Музыка кончилась, я взял Ирину за руку, подвел к Диме, усадил ее рядом и дальше мы болтали о политике втроем, впрочем, я через несколько минут сбежал, уступив место Роме, вышел на улицу и позвонил Женечке.
– Я приеду в Москву скоро, – пообещал я, – через недельку или что-то около того. Обсудим планы на новый год.
– На весь год?
– Хотя бы на начало. Ты где сейчас? Что там за шум?
– С подружками в кафе, отмечаем… м-м-м, – и в сторону, – а что мы отмечаем? – и опять мне, – мы отмечаем Йоль.
– Это что?
«Какие к черту подружки, какие кафе, какой Йоль и вообще!» – хотелось кричать мне, но я, конечно, ничего подобного не сказал.
– О, это такой праздник, я тебе потом расскажу, честно! – засмеялась Женька, – Ой, прости, тут так слышно плохо… Так ты когда приедешь?
– Скоро, через несколько дней… Жень…
– Я перезвоню потом, прости, люблю, – и она повесила трубку.
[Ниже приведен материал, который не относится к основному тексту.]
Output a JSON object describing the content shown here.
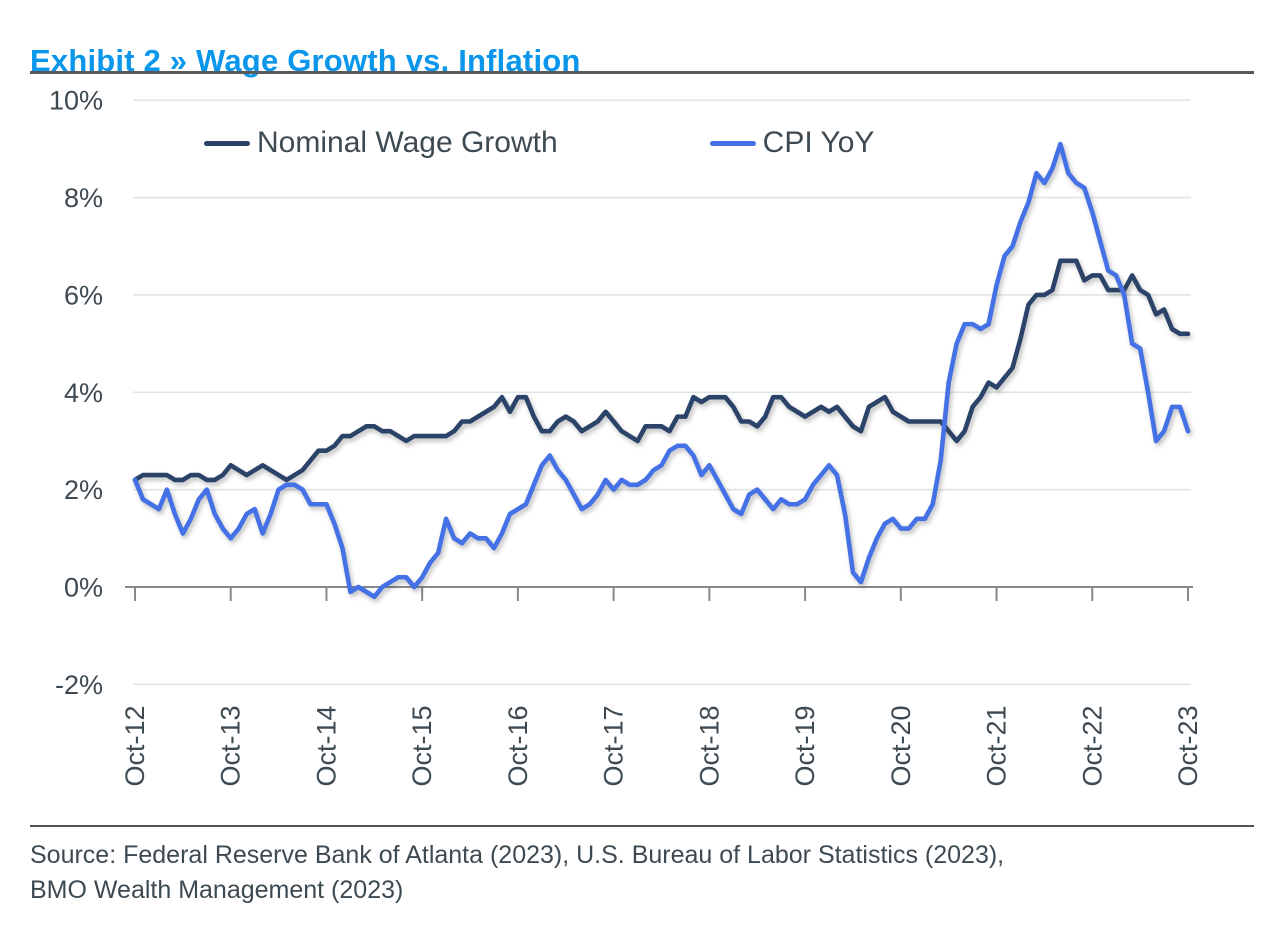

Может ли плохое настроение стать хуже? Может, оказывается. Если бы не Ирина с Ромой, которые вышли в тот момент, когда я убирал мобильный в карман, то я бы, наверное, сорвался и просто сбежал.
Домой мы ехали в молчании – Анна сидела в такси с закрытыми глазами и довольной улыбкой, я тоже делал вид, что все прекрасно, но стоило переступить порог, я не выдержал:
– Ань, сколько можно? Тебе что, это все нравится? – я впервые за долгое время говорил нормально – не зло, не ехидно, спокойно. – Тебе не надоело?